I get home by 11:00PM, install the faucet, repipe the hot water under the sink, and not only do we have a non-leaking faucet, but we have glorious glorious hot water pressure in the kitchen! Oh Joy! Oh Rapture!

By Midnight, I was in bed. And Moen can still bite my ass.

* You know you’re a homeowner when you know which Home Depot out of the half-dozen in the city is open til Midnight, and which one is open 24 hours.

Plumbing the Depths

Tuesday, September 28th, 2004

This morning, The Plumber came to take a look at our catchbasin and sewer infrastructure. He referred us to another company who can come and pump out the catchbasin (’cause who knows what’s in there), and went into the basement to take a look at our sewer line.

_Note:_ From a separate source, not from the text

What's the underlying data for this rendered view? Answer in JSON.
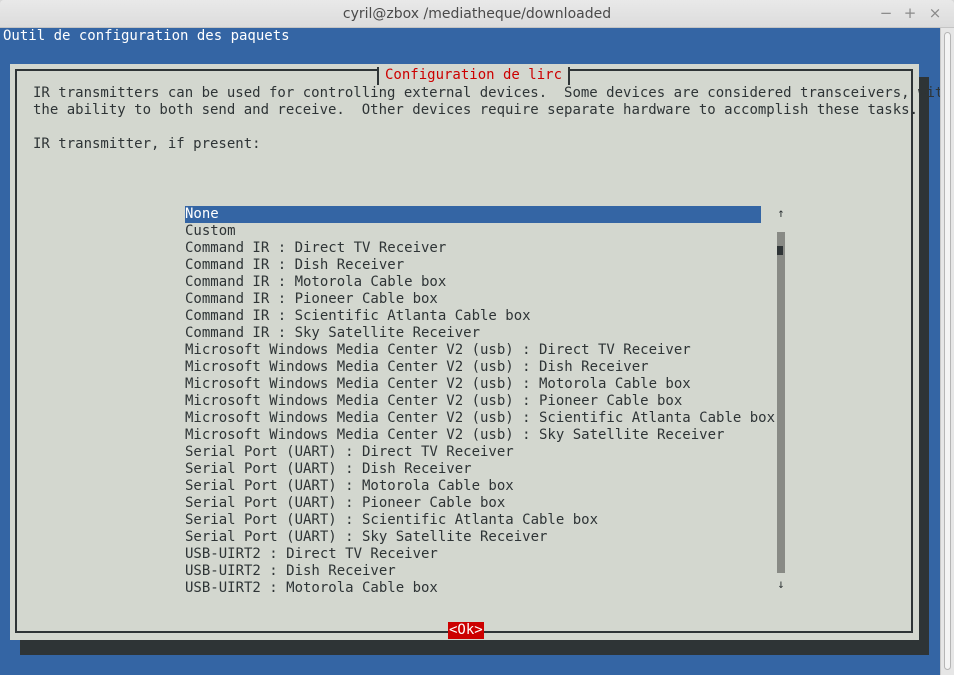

When our inspector went into our basement, he spotted a small (12″ x 14″) steel trap door which was painted shut and remarked that “It looks like you’ve got an FCS, but it’s not working. I found out that FCS stands for “Flood Control System” which I suppose would have been nice to have working, I guess.

Well, The Plumber tried to crowbar this door open, unsuccessfully, so went back to his truck and came back with a 5 pound maul and started banging on that door like it had run over his dog. Eventually, the door loosened up, and he pulled it open to discover what I thought was just a bunch of dirt

He scraped away the dirt to find the end of a piece of 6″ ceramic sewer pipe with some sort of plug in it. When he pulled the plug out, I looked down about 4 feet of pipe to see the main sewer line that goes from the catch basin (behind the house) to the city sewer under the street. No FCS anywhere in sight… just an access pipe to the sewer. Real exciting stuff, I know, but it was all new to me as I had no clue that anything was going on that far under my basement.

So The Plumber got his sewer rodding machine out and rodded out the sewers, sending a 4″ cutter back to the catch basin, and a 6″ cutter out to the city sewer, pulling back several handfuls of tree roots that had found their way into the pipe junctions at several places.

So we’ve got a clean sewer now. Isn’t that exciting? I think so too.